Is it wrong to tell your 5-year-old how perfect you think they are all the time?

It’s funny how we communicate with kids sometimes. But they get quite good at detecting whatever’s really behind our words.

Toddlers might enjoy the funny sounds we make as we coo and goo back at them in hyperbolic, positive reflection. But throughout childhood, kids are prone to recognize genuine affirmation for true talent displayed.

They pay close unconscious attention whenever praised for the same things by different people.

A few teachers say you’re good with numbers, and Math gets internalized as part of your identity; you make kids laugh in class more than once, and now you’re a class clown.

I think for the most part, young kids should be able to view the grownups in their lives as just big, smiling faces, happy to see and hear those kids do and be whatever they are no matter what.

“I have this theory that if we’re told we’re bad then that’s the only idea we’ll ever have.
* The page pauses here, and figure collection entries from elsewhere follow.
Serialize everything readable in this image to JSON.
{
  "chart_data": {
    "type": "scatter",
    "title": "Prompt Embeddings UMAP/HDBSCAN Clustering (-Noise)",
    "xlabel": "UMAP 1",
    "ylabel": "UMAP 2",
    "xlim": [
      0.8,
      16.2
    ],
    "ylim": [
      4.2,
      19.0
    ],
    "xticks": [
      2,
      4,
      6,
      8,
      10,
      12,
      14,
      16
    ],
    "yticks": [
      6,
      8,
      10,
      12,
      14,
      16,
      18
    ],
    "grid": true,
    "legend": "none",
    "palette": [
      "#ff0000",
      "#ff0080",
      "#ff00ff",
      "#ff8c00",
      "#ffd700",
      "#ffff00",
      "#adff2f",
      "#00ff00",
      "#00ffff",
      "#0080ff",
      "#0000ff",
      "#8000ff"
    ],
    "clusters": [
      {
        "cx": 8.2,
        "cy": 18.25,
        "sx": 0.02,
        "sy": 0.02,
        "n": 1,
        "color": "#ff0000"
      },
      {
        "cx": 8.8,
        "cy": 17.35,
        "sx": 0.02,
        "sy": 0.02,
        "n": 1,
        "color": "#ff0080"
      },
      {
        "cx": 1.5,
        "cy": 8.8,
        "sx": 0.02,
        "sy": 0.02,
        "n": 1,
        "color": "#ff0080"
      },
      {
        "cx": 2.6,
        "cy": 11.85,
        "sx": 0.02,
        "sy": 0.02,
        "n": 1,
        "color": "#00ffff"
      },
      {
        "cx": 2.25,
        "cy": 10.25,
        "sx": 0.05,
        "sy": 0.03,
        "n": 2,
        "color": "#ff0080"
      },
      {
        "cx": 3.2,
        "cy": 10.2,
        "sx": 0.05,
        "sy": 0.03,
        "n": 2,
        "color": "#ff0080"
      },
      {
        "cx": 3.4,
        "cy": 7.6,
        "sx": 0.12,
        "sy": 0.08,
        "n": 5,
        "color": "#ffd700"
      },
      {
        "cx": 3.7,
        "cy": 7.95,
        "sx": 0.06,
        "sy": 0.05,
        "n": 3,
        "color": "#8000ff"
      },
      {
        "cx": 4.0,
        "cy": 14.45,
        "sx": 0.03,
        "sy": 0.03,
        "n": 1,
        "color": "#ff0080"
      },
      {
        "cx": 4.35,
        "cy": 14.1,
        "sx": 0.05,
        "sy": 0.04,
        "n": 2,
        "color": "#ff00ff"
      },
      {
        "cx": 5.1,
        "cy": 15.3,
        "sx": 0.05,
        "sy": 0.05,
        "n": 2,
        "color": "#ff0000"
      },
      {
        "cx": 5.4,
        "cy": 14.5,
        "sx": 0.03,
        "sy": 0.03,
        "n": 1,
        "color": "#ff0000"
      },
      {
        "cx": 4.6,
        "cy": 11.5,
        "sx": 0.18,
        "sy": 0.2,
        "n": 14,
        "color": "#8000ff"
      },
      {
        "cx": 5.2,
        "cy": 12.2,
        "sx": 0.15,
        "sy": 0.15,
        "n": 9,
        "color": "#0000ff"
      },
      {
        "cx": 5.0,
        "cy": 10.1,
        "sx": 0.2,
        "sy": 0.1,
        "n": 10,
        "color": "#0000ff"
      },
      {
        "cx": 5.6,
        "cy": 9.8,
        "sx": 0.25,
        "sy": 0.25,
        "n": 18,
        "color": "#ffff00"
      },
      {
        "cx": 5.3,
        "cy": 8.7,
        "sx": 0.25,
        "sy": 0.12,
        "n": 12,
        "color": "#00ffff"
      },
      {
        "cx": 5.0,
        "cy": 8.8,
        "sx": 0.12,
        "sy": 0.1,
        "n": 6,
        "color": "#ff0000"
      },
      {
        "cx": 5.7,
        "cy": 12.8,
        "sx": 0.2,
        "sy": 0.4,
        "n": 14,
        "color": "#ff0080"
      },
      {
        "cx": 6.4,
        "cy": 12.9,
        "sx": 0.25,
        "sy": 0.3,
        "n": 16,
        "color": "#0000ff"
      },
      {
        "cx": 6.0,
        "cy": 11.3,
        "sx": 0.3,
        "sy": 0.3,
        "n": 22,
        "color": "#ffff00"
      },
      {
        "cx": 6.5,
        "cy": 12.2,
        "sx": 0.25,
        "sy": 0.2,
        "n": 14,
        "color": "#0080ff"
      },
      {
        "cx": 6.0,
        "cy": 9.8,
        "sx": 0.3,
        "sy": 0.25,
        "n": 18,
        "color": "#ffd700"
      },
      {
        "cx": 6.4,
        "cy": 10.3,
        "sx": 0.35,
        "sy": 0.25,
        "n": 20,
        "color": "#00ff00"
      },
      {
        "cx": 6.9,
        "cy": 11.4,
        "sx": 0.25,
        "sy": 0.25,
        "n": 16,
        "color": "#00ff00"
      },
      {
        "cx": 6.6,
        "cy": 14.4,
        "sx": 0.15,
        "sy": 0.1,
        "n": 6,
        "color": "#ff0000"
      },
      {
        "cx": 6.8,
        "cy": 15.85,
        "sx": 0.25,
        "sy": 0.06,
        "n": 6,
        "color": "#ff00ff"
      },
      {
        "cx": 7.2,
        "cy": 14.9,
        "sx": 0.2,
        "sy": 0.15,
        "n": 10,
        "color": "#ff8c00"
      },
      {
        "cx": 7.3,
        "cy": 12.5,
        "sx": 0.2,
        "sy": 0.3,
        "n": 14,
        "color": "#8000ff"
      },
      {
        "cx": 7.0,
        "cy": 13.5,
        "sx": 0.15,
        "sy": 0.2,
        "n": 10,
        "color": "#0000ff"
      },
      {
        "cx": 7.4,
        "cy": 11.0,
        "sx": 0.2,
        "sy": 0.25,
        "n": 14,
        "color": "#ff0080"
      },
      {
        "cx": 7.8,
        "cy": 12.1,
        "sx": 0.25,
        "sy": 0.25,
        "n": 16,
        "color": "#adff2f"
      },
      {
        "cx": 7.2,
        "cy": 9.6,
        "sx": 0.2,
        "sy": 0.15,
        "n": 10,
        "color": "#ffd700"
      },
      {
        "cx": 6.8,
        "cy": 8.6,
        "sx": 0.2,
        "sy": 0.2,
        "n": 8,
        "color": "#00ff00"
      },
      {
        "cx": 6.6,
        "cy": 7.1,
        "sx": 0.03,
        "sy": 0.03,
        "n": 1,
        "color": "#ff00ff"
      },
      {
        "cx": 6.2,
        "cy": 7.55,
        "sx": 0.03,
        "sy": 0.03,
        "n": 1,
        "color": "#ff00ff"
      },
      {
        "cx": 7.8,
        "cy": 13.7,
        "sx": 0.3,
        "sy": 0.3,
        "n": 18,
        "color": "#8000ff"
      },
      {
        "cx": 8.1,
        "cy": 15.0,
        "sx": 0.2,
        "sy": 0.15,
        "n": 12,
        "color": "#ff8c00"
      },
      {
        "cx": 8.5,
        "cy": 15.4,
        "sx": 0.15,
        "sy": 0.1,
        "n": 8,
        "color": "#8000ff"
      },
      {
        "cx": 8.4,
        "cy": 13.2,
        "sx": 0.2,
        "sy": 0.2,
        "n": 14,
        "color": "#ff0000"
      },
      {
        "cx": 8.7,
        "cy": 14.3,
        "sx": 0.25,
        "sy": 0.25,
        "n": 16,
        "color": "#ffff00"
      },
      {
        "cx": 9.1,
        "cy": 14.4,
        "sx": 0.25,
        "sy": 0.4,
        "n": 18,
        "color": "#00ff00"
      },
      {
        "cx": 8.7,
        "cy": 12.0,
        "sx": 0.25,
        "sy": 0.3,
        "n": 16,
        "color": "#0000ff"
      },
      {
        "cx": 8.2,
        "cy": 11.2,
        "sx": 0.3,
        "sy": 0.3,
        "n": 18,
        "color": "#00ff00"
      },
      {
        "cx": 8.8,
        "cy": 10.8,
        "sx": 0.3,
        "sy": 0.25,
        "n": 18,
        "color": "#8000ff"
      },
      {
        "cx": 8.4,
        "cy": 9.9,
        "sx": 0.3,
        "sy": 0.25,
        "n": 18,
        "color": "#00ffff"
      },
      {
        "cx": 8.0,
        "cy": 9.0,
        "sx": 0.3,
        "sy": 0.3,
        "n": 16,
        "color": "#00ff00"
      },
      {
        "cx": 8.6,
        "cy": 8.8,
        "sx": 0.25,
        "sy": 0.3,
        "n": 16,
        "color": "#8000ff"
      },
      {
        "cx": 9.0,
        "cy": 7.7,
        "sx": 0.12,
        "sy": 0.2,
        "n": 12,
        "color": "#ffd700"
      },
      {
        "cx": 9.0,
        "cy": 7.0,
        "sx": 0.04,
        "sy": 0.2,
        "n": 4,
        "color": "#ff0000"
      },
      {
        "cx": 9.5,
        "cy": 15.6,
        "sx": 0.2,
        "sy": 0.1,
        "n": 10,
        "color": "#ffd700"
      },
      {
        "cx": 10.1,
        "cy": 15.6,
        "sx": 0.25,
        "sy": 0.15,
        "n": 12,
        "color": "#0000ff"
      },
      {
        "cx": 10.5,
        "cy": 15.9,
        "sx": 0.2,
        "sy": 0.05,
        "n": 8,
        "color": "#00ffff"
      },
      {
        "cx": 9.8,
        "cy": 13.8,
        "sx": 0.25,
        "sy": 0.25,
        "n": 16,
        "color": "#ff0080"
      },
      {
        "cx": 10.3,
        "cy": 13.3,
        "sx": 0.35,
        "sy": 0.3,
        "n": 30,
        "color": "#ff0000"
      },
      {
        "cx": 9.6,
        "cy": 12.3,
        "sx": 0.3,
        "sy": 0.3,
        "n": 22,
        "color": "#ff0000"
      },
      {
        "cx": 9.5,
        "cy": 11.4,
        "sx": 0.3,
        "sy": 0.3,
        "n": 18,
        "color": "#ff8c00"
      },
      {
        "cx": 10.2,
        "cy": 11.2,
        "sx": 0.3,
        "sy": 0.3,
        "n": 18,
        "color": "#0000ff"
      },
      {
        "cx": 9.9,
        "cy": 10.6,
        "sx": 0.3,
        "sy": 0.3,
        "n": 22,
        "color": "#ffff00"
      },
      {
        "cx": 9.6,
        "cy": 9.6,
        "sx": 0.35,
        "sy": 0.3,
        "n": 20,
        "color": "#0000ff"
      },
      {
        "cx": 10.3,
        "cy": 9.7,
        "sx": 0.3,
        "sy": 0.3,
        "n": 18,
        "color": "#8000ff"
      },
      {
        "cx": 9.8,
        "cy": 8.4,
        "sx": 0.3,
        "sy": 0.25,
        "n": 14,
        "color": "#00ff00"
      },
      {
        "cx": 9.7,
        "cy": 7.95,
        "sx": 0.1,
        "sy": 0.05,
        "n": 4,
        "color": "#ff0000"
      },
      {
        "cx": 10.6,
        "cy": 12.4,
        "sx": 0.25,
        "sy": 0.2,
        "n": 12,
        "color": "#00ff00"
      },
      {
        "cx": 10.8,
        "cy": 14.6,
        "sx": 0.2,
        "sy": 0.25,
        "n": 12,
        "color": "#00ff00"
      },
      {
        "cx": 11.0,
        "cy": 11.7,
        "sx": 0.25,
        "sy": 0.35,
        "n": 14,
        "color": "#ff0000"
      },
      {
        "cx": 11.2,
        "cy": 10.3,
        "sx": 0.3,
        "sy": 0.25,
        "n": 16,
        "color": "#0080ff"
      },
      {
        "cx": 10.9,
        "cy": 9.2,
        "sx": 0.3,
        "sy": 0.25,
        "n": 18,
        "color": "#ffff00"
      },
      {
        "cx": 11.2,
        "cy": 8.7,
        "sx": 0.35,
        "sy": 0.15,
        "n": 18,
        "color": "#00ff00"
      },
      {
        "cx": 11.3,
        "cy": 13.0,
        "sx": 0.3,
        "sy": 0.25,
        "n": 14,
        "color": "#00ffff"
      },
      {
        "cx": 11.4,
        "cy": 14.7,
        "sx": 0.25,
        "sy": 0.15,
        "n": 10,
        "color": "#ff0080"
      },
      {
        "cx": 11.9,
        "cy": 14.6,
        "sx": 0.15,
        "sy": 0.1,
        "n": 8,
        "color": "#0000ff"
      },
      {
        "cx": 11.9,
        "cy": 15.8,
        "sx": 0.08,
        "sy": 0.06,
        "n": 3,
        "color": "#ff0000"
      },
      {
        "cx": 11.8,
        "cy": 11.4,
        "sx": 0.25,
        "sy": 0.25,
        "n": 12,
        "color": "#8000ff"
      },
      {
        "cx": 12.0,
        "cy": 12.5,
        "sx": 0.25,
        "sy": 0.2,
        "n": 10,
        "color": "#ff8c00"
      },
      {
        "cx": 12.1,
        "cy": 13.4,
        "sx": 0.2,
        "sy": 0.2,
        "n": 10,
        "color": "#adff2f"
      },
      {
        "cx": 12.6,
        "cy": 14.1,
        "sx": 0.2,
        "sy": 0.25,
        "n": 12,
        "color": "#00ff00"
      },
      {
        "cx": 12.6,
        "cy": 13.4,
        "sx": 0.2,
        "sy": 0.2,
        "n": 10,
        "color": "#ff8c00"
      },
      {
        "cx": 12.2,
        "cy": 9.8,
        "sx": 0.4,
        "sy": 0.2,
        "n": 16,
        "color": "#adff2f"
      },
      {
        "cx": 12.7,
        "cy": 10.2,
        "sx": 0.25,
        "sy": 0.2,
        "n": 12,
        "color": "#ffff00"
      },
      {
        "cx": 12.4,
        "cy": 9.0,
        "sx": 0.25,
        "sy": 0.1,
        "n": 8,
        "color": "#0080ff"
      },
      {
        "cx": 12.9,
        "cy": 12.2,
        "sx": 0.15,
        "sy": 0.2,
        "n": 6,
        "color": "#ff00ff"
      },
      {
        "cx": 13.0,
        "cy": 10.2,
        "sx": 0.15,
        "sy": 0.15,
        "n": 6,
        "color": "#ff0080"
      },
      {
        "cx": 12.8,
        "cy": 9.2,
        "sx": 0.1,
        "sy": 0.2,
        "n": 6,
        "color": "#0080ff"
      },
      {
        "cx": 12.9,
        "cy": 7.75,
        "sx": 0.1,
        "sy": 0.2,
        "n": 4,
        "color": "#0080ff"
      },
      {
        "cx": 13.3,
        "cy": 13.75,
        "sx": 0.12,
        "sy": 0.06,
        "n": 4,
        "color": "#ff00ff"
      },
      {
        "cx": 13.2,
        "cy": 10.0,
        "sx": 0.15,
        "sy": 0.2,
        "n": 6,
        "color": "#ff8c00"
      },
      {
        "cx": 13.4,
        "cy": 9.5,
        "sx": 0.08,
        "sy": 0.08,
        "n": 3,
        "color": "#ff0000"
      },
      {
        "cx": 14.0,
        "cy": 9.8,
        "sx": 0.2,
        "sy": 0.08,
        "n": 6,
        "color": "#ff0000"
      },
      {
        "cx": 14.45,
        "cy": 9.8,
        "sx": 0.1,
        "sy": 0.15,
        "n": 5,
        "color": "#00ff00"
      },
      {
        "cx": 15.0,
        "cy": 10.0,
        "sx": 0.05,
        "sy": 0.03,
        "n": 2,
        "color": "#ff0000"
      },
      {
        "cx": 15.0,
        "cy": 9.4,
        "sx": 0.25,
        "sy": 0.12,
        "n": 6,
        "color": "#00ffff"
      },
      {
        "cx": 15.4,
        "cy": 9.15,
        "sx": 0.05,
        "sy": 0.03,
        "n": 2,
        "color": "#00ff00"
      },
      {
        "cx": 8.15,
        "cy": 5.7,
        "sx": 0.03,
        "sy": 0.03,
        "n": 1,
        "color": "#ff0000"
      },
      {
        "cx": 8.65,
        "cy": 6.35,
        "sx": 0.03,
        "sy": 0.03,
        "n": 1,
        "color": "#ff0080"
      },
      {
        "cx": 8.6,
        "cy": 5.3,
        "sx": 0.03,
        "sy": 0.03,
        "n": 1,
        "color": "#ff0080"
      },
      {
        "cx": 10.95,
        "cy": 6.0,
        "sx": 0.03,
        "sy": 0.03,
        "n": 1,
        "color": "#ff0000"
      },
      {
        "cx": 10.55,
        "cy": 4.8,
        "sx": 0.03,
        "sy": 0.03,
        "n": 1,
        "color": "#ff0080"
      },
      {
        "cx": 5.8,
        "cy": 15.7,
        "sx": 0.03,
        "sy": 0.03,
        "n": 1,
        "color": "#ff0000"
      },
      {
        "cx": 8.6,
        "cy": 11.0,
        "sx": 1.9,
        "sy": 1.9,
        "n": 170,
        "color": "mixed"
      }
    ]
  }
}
But maybe if we’re surrounded in beauty, someday we’ll become what we see.”
-Jewel

So I believe consistent praise and acceptance is important.

But then it’s also good for kids to experience other types of consistency. For example: parents sticking to consequences advertised for misbehavior.

And when kids make mistakes, we should walk them through exactly what happened; and then either show them where they could do better, or help them realize they might have a weakness there to shore up by focusing their energy wherever they can really thrive instead.